But there are inherent risks in entering a rabbit hole. Once you start on the path, it can become disorienting, deranging, and difficult to turn around.
In my research on the Guna tribe of Panama, C.A., I took a lengthy diversion before writing “Moon Children,” my chapter connecting my fictional character, Suanna Morningcloud, to others with albinism (Taking Back the Bullet).
My literary journey was worthwhile from the moment I read Marjorie Mills Vandervelde’s enlightening book, Keep Out of Paradise (1966). She and others were warned about the primitive laws of the Gunas, “that no stranger can remain on the islands after sundown, on penalty of death.” There were twists and turns for me along the way, including the exaggerated accounts of Richard Oglesby Marsh, the author of White Indians of Darien (1934), and the excellent anthropological study, A People Who Would Not Kneel (1998), authored by Professor James Howe.
But why, oh why, did I feel the need to read David McCullough’s thrilling, historical, epic account of the building of the Panama Canal, titled The Path Between the Seas (1977)?

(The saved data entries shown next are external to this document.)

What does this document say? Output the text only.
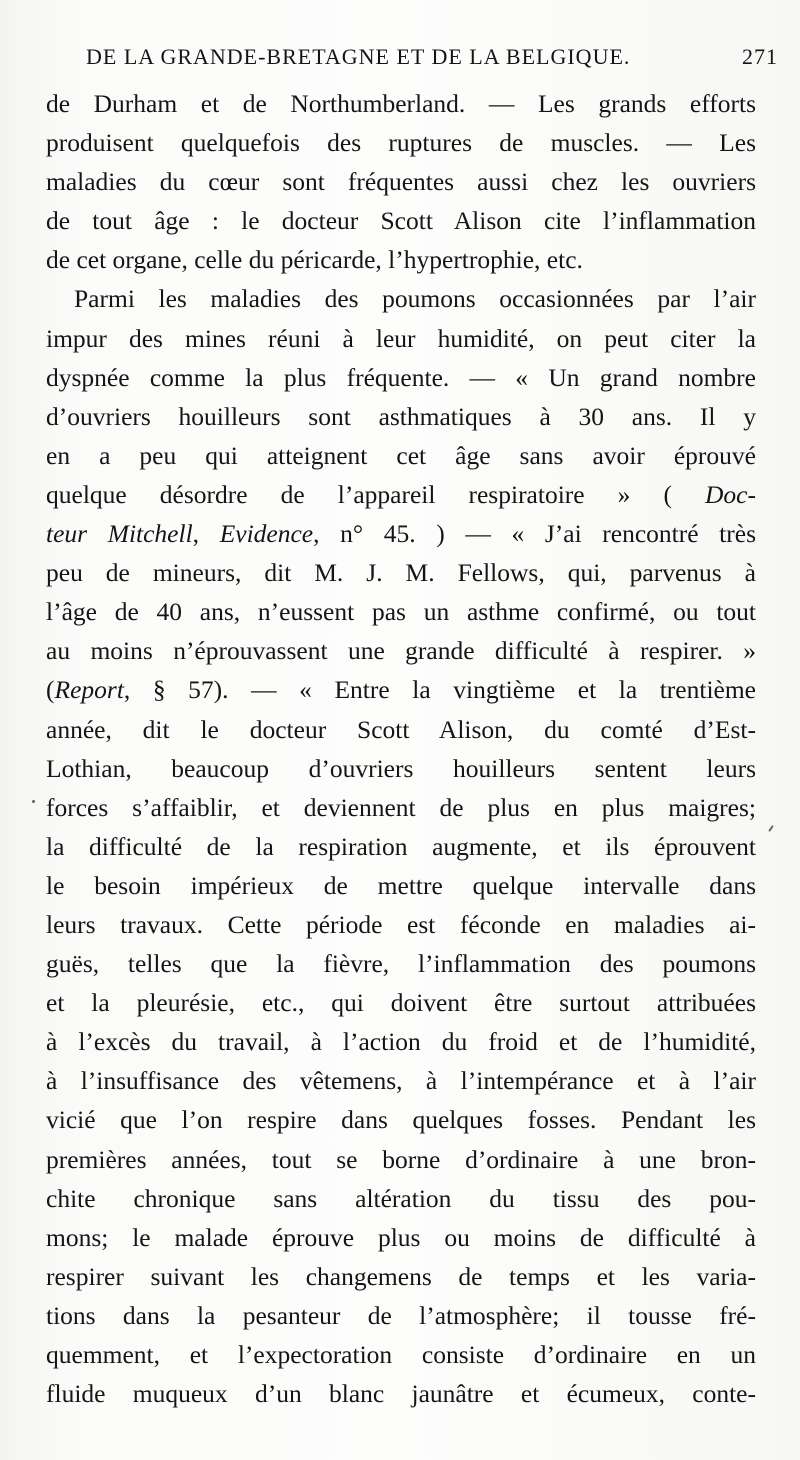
DE LA GRANDE-BRETAGNE ET DE LA BELGIQUE.	271
de Durham et de Northumberland. — Les grands efforts
produisent quelquefois des ruptures de muscles. — Les
maladies du cœur sont fréquentes aussi chez les ouvriers
de tout âge : le docteur Scott Alison cite l’inflammation
de cet organe, celle du péricarde, l’hypertrophie, etc.
Parmi les maladies des poumons occasionnées par l’air
impur des mines réuni à leur humidité, on peut citer la
dyspnée comme la plus fréquente. — « Un grand nombre
d’ouvriers houilleurs sont asthmatiques à 30 ans. Il y
en a peu qui atteignent cet âge sans avoir éprouvé
quelque désordre de l’appareil respiratoire » ( Doc-
teur Mitchell, Evidence, n° 45. ) — « J’ai rencontré très
peu de mineurs, dit M. J. M. Fellows, qui, parvenus à
l’âge de 40 ans, n’eussent pas un asthme confirmé, ou tout
au moins n’éprouvassent une grande difficulté à respirer. »
(Report, § 57). — « Entre la vingtième et la trentième
année, dit le docteur Scott Alison, du comté d’Est-
Lothian, beaucoup d’ouvriers houilleurs sentent leurs
forces s’affaiblir, et deviennent de plus en plus maigres;
la difficulté de la respiration augmente, et ils éprouvent
le besoin impérieux de mettre quelque intervalle dans
leurs travaux. Cette période est féconde en maladies ai-
guës, telles que la fièvre, l’inflammation des poumons
et la pleurésie, etc., qui doivent être surtout attribuées
à l’excès du travail, à l’action du froid et de l’humidité,
à l’insuffisance des vêtemens, à l’intempérance et à l’air
vicié que l’on respire dans quelques fosses. Pendant les
premières années, tout se borne d’ordinaire à une bron-
chite chronique sans altération du tissu des pou-
mons; le malade éprouve plus ou moins de difficulté à
respirer suivant les changemens de temps et les varia-
tions dans la pesanteur de l’atmosphère; il tousse fré-
quemment, et l’expectoration consiste d’ordinaire en un
fluide muqueux d’un blanc jaunâtre et écumeux, conte-
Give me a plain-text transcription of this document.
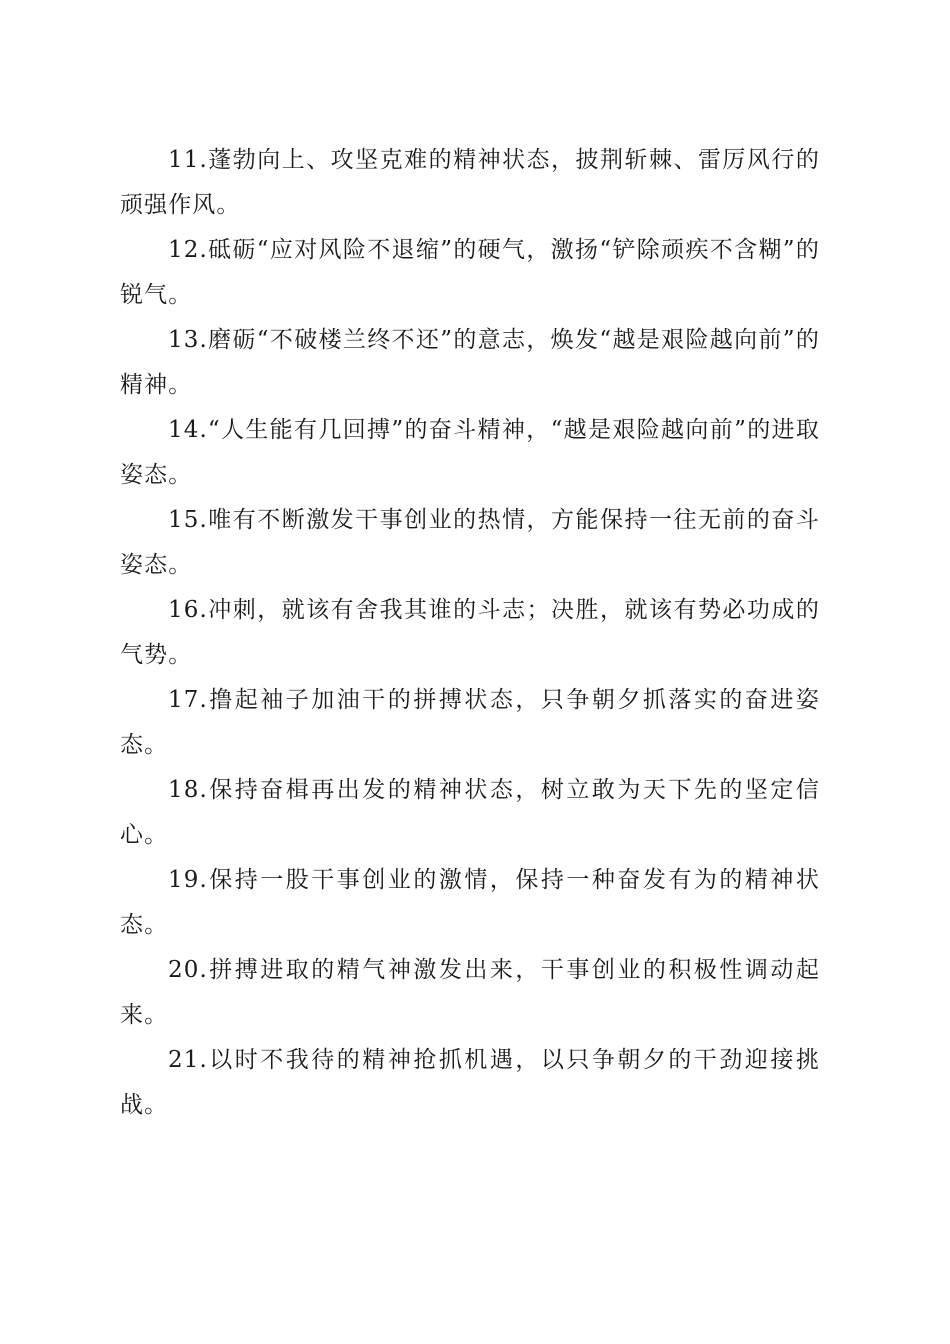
11.蓬勃向上、攻坚克难的精神状态，披荆斩棘、雷厉风行的顽强作风。

12.砥砺“应对风险不退缩”的硬气，激扬“铲除顽疾不含糊”的锐气。

13.磨砺“不破楼兰终不还”的意志，焕发“越是艰险越向前”的精神。

14.“人生能有几回搏”的奋斗精神，“越是艰险越向前”的进取姿态。

15.唯有不断激发干事创业的热情，方能保持一往无前的奋斗姿态。

16.冲刺，就该有舍我其谁的斗志；决胜，就该有势必功成的气势。

17.撸起袖子加油干的拼搏状态，只争朝夕抓落实的奋进姿态。

18.保持奋楫再出发的精神状态，树立敢为天下先的坚定信心。

19.保持一股干事创业的激情，保持一种奋发有为的精神状态。

20.拼搏进取的精气神激发出来，干事创业的积极性调动起来。

21.以时不我待的精神抢抓机遇，以只争朝夕的干劲迎接挑战。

I reasoned: 1) It would help my writing by better understanding the pressures on the Guna culture; 2) I’m a better writer when I’m simultaneously reading excellent prose; 3) I enjoy reading historical works; and (4) I asked myself: “Didn’t I deserve a ‘little’ diversion from my research?”
Have you ever explored a research rabbit hole? If so, I’ll bet you, like me, did so with hopeful determination. You were curious and imaginative, using the traits every good writer should possess. You wanted to be surprised; you craved details; you desired a sensory experience.

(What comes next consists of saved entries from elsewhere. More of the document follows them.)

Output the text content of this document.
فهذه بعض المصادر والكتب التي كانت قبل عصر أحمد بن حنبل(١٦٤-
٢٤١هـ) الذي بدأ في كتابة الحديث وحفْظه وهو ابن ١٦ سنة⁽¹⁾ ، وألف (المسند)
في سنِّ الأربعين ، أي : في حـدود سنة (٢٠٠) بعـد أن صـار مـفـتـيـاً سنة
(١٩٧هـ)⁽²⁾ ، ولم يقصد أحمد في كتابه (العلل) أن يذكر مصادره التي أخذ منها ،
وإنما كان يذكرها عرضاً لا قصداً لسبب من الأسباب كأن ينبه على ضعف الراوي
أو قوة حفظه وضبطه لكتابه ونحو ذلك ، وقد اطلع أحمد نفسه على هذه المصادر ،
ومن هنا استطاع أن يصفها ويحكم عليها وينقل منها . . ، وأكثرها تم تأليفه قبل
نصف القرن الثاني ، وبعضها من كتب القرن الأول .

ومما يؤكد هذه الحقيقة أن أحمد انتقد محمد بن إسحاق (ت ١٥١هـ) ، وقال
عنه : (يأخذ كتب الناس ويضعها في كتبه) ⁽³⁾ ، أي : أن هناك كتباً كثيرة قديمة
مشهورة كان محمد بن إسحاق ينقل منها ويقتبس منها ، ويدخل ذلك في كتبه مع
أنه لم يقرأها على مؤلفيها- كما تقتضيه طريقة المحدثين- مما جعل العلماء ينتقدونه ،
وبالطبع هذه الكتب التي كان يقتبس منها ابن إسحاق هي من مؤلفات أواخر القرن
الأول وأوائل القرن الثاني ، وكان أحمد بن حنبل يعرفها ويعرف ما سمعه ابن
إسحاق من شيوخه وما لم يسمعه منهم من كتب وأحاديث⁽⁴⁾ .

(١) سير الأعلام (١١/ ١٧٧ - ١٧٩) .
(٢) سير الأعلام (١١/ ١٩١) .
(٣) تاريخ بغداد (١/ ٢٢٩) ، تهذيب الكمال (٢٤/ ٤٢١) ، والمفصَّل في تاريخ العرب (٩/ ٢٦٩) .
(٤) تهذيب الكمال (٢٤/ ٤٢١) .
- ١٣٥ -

How long were you away on your adventure? Did you intend to take an afternoon stroll, only to discover later, you hadn’t packed enough provisions for the extended stay?
After a while, the rabbit hole can become very comfortable and far less demanding than actual writing. If you’re not careful, your creative writing habits can regress.
It nearly happened to me. My exploration of the Guna tribe in Panama began on Google, led me to Amazon.com where I purchased many studies, and was holed up in my studio, delayed at least a month before typing a word. I couldn’t write; I was busy. I was immersed in the subject, in my rabbit hole, and I couldn’t or wouldn’t come out.
Writer beware! Only you can decide how much time to devote to research in order to make substantial progress in your writing. Remember, you can’t write in a rabbit hole, but you can write about things you’ve learned while in the rabbit hole.
Fortunately for me, when I emerged from my cozy burrow, my brain was sharp, my fingers were nimble and quick. I was writing with a purpose. I knew the story I wanted to tell.
Until next time, happy reading and writing!
I spend inordinate amounts of time in rabbit holes.
Jim Potter says
Thanks for your comment! After I exit the rabbit hole I have a tendency to regret that I wasn’t smarter and faster on the journey, but it’s all part of my learning process. Sometimes I forget that while I was “lost,” I was discovering colorful gems worth a fortune!